Tampak nyata dalam acara ILC tersebut, Koalisi Umat, maupun kader-kadernya, terkhusus Gerindra sudah menampakkan borok-boroknya selama ini. Menelanjangi sistem yang sedang mereka kerjakan. Bahkan Sang Ketua umum sendirilah yang menyatakannya. Pura-pura prihatin dengan kondisi seperti itu. Tapi pada faktanya sedang menikmati sistem yang salah itu.

Hal yang kedua, yakni ketika T Nasrullah (Pakar Hukum Pidana) menyatakan, meskipun tidak eksplisit menyatakan, bahwa ada partai yang tidak perlu mengeluarkan mahar. Sebab sistem atau mesin partainya bisa bekerja dengan sangat baik. Kemudian banyaknya kader-kader maupun simpatisan yang dengan sukarela dan cepat sekali terbentuknya. Tanpa adanya dukungan biaya dari partai, kader maupun simpatisan/pendukung ini, ternyata mau mengeluarkan uang untuk bisa memenangkan calon pilihannya mereka.

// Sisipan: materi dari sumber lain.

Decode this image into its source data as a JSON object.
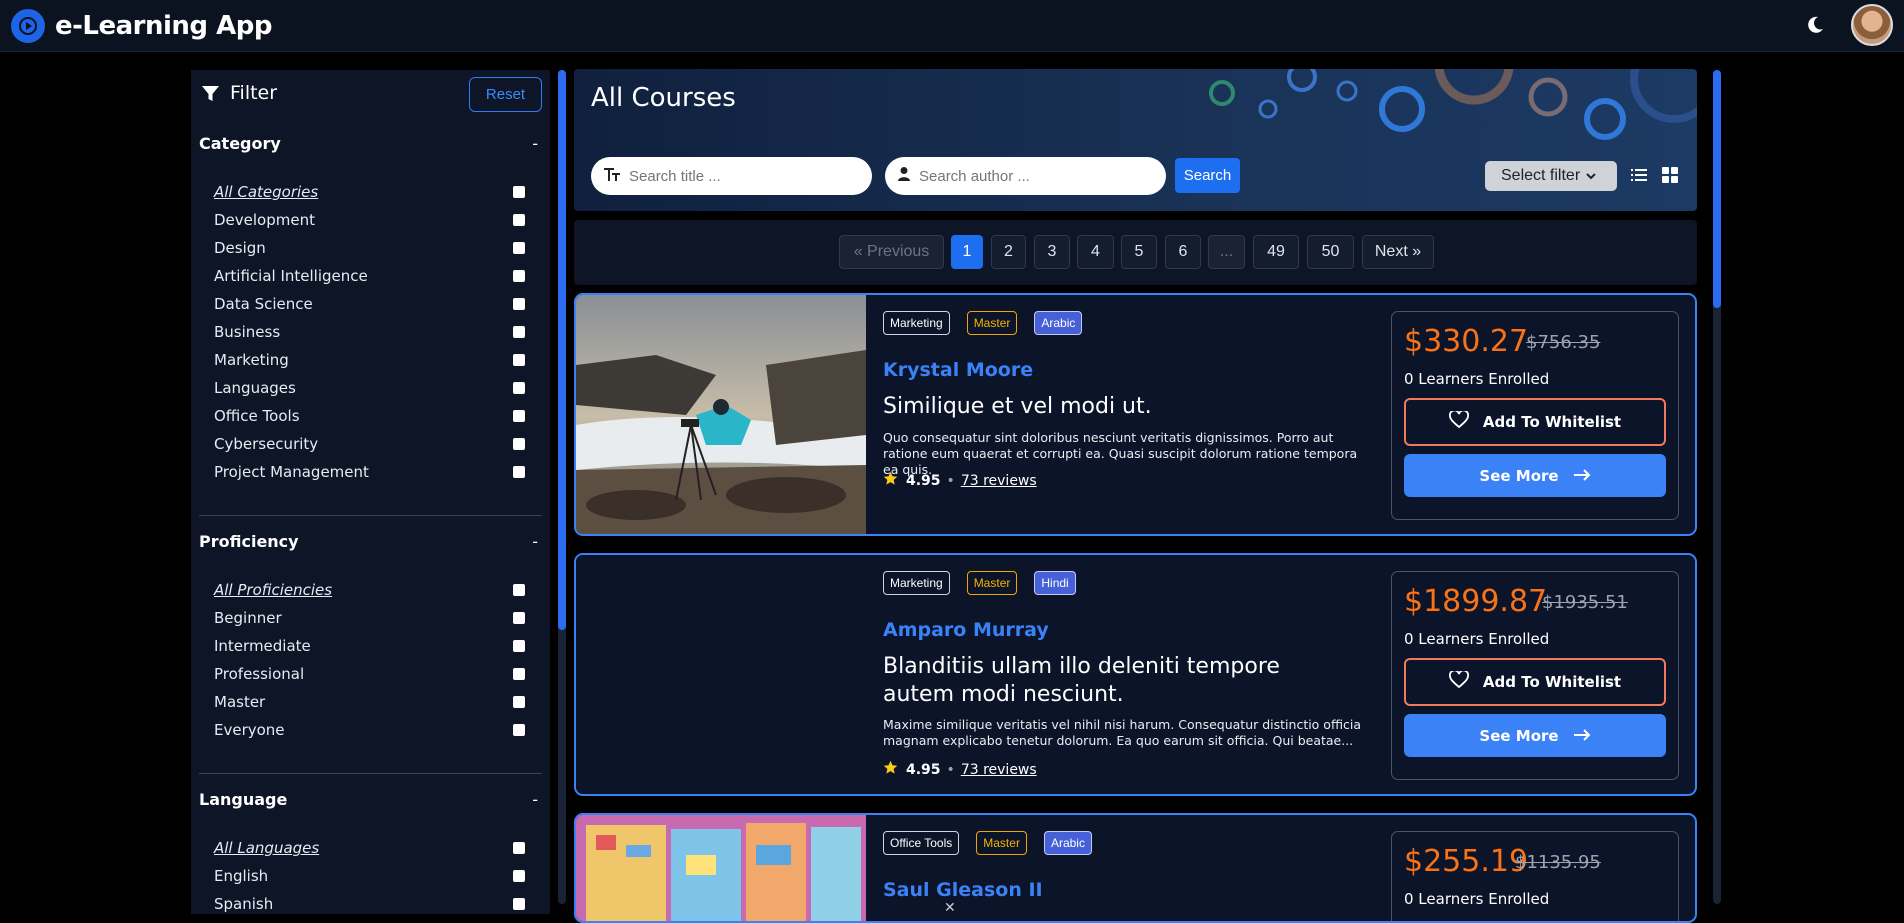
{
  "app": {
    "title": "e-Learning App"
  },
  "filter": {
    "title": "Filter",
    "reset_label": "Reset",
    "category": {
      "heading": "Category",
      "toggle": "-",
      "all_label": "All Categories",
      "options": [
        "Development",
        "Design",
        "Artificial Intelligence",
        "Data Science",
        "Business",
        "Marketing",
        "Languages",
        "Office Tools",
        "Cybersecurity",
        "Project Management"
      ]
    },
    "proficiency": {
      "heading": "Proficiency",
      "toggle": "-",
      "all_label": "All Proficiencies",
      "options": [
        "Beginner",
        "Intermediate",
        "Professional",
        "Master",
        "Everyone"
      ]
    },
    "language": {
      "heading": "Language",
      "toggle": "-",
      "all_label": "All Languages",
      "options": [
        "English",
        "Spanish"
      ]
    }
  },
  "header": {
    "title": "All Courses",
    "search_title_placeholder": "Search title ...",
    "search_author_placeholder": "Search author ...",
    "search_label": "Search",
    "select_filter": "Select filter"
  },
  "pagination": {
    "prev": "« Previous",
    "pages": [
      "1",
      "2",
      "3",
      "4",
      "5",
      "6",
      "...",
      "49",
      "50"
    ],
    "active_page": "1",
    "next": "Next »"
  },
  "courses": [
    {
      "tags": [
        "Marketing",
        "Master",
        "Arabic"
      ],
      "author": "Krystal Moore",
      "title": "Similique et vel modi ut.",
      "description": "Quo consequatur sint doloribus nesciunt veritatis dignissimos. Porro aut ratione eum quaerat et corrupti ea. Quasi suscipit dolorum ratione tempora ea quis.",
      "rating": "4.95",
      "reviews": "73 reviews",
      "price": "$330.27",
      "old_price": "$756.35",
      "enrolled": "0 Learners Enrolled",
      "whitelist_label": "Add To Whitelist",
      "see_more_label": "See More"
    },
    {
      "tags": [
        "Marketing",
        "Master",
        "Hindi"
      ],
      "author": "Amparo Murray",
      "title": "Blanditiis ullam illo deleniti tempore autem modi nesciunt.",
      "description": "Maxime similique veritatis vel nihil nisi harum. Consequatur distinctio officia magnam explicabo tenetur dolorum. Ea quo earum sit officia. Qui beatae...",
      "rating": "4.95",
      "reviews": "73 reviews",
      "price": "$1899.87",
      "old_price": "$1935.51",
      "enrolled": "0 Learners Enrolled",
      "whitelist_label": "Add To Whitelist",
      "see_more_label": "See More"
    },
    {
      "tags": [
        "Office Tools",
        "Master",
        "Arabic"
      ],
      "author": "Saul Gleason II",
      "price": "$255.19",
      "old_price": "$1135.95",
      "enrolled": "0 Learners Enrolled"
    }
  ],
  "colors": {
    "accent": "#3b82f6",
    "price": "#f97316",
    "level": "#f5b400"
  }
}
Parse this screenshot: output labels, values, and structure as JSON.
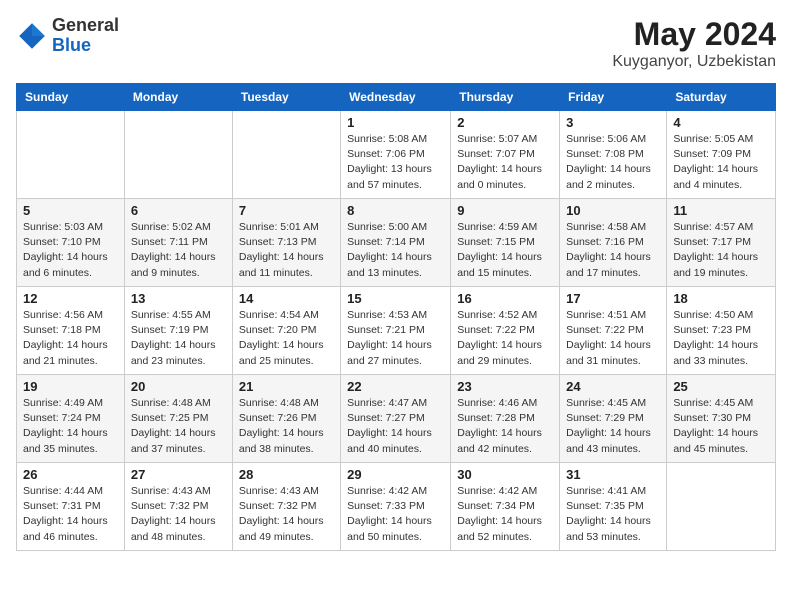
{
  "header": {
    "logo_general": "General",
    "logo_blue": "Blue",
    "month_title": "May 2024",
    "location": "Kuyganyor, Uzbekistan"
  },
  "weekdays": [
    "Sunday",
    "Monday",
    "Tuesday",
    "Wednesday",
    "Thursday",
    "Friday",
    "Saturday"
  ],
  "weeks": [
    [
      {
        "day": "",
        "info": ""
      },
      {
        "day": "",
        "info": ""
      },
      {
        "day": "",
        "info": ""
      },
      {
        "day": "1",
        "info": "Sunrise: 5:08 AM\nSunset: 7:06 PM\nDaylight: 13 hours and 57 minutes."
      },
      {
        "day": "2",
        "info": "Sunrise: 5:07 AM\nSunset: 7:07 PM\nDaylight: 14 hours and 0 minutes."
      },
      {
        "day": "3",
        "info": "Sunrise: 5:06 AM\nSunset: 7:08 PM\nDaylight: 14 hours and 2 minutes."
      },
      {
        "day": "4",
        "info": "Sunrise: 5:05 AM\nSunset: 7:09 PM\nDaylight: 14 hours and 4 minutes."
      }
    ],
    [
      {
        "day": "5",
        "info": "Sunrise: 5:03 AM\nSunset: 7:10 PM\nDaylight: 14 hours and 6 minutes."
      },
      {
        "day": "6",
        "info": "Sunrise: 5:02 AM\nSunset: 7:11 PM\nDaylight: 14 hours and 9 minutes."
      },
      {
        "day": "7",
        "info": "Sunrise: 5:01 AM\nSunset: 7:13 PM\nDaylight: 14 hours and 11 minutes."
      },
      {
        "day": "8",
        "info": "Sunrise: 5:00 AM\nSunset: 7:14 PM\nDaylight: 14 hours and 13 minutes."
      },
      {
        "day": "9",
        "info": "Sunrise: 4:59 AM\nSunset: 7:15 PM\nDaylight: 14 hours and 15 minutes."
      },
      {
        "day": "10",
        "info": "Sunrise: 4:58 AM\nSunset: 7:16 PM\nDaylight: 14 hours and 17 minutes."
      },
      {
        "day": "11",
        "info": "Sunrise: 4:57 AM\nSunset: 7:17 PM\nDaylight: 14 hours and 19 minutes."
      }
    ],
    [
      {
        "day": "12",
        "info": "Sunrise: 4:56 AM\nSunset: 7:18 PM\nDaylight: 14 hours and 21 minutes."
      },
      {
        "day": "13",
        "info": "Sunrise: 4:55 AM\nSunset: 7:19 PM\nDaylight: 14 hours and 23 minutes."
      },
      {
        "day": "14",
        "info": "Sunrise: 4:54 AM\nSunset: 7:20 PM\nDaylight: 14 hours and 25 minutes."
      },
      {
        "day": "15",
        "info": "Sunrise: 4:53 AM\nSunset: 7:21 PM\nDaylight: 14 hours and 27 minutes."
      },
      {
        "day": "16",
        "info": "Sunrise: 4:52 AM\nSunset: 7:22 PM\nDaylight: 14 hours and 29 minutes."
      },
      {
        "day": "17",
        "info": "Sunrise: 4:51 AM\nSunset: 7:22 PM\nDaylight: 14 hours and 31 minutes."
      },
      {
        "day": "18",
        "info": "Sunrise: 4:50 AM\nSunset: 7:23 PM\nDaylight: 14 hours and 33 minutes."
      }
    ],
    [
      {
        "day": "19",
        "info": "Sunrise: 4:49 AM\nSunset: 7:24 PM\nDaylight: 14 hours and 35 minutes."
      },
      {
        "day": "20",
        "info": "Sunrise: 4:48 AM\nSunset: 7:25 PM\nDaylight: 14 hours and 37 minutes."
      },
      {
        "day": "21",
        "info": "Sunrise: 4:48 AM\nSunset: 7:26 PM\nDaylight: 14 hours and 38 minutes."
      },
      {
        "day": "22",
        "info": "Sunrise: 4:47 AM\nSunset: 7:27 PM\nDaylight: 14 hours and 40 minutes."
      },
      {
        "day": "23",
        "info": "Sunrise: 4:46 AM\nSunset: 7:28 PM\nDaylight: 14 hours and 42 minutes."
      },
      {
        "day": "24",
        "info": "Sunrise: 4:45 AM\nSunset: 7:29 PM\nDaylight: 14 hours and 43 minutes."
      },
      {
        "day": "25",
        "info": "Sunrise: 4:45 AM\nSunset: 7:30 PM\nDaylight: 14 hours and 45 minutes."
      }
    ],
    [
      {
        "day": "26",
        "info": "Sunrise: 4:44 AM\nSunset: 7:31 PM\nDaylight: 14 hours and 46 minutes."
      },
      {
        "day": "27",
        "info": "Sunrise: 4:43 AM\nSunset: 7:32 PM\nDaylight: 14 hours and 48 minutes."
      },
      {
        "day": "28",
        "info": "Sunrise: 4:43 AM\nSunset: 7:32 PM\nDaylight: 14 hours and 49 minutes."
      },
      {
        "day": "29",
        "info": "Sunrise: 4:42 AM\nSunset: 7:33 PM\nDaylight: 14 hours and 50 minutes."
      },
      {
        "day": "30",
        "info": "Sunrise: 4:42 AM\nSunset: 7:34 PM\nDaylight: 14 hours and 52 minutes."
      },
      {
        "day": "31",
        "info": "Sunrise: 4:41 AM\nSunset: 7:35 PM\nDaylight: 14 hours and 53 minutes."
      },
      {
        "day": "",
        "info": ""
      }
    ]
  ]
}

Ketika hal itu terjadi pada suatu partai. Dipastikan mahar politik tidak akan ada terdengar di partainya. Dan aku pasti bisa menebak, partai apa yang dimaksudkan oleh Bapak Nasrullah itu. Partai tersebut adalah PDIP.

Itu dibuktikan Ketika pencalonan Djarot sekarang ini di Sumut. Ternyata banyak simpatisannya yang mau berjuang demi kemenangannya. Para simpatisan maupun pendukung terbentuk dengan sendirinya tanpa adanya komando langsung dari partai. Kemudian mencoba mandiri dengan berupaya sendiri dalam mencari dana-dana untuk bisa menggolkan calon yang mereka usung. Djarot tidak mengeluarkan uang sepeserpun untuk segala proses sosialisasi, maupun sebagai saksi nantinya ketika sedang melaksanakan pemilu.

Kemudian berdasarkan pengamatan penulis dengan cepatnya terbentuk grup-grup maupun komunitas di tiap-tiap desa/kelurahan, maupun kecamatan di Sumut ini. Tim tersebut dengan sukarela menjadi tim-tim pemenangan dimana mereka tinggal.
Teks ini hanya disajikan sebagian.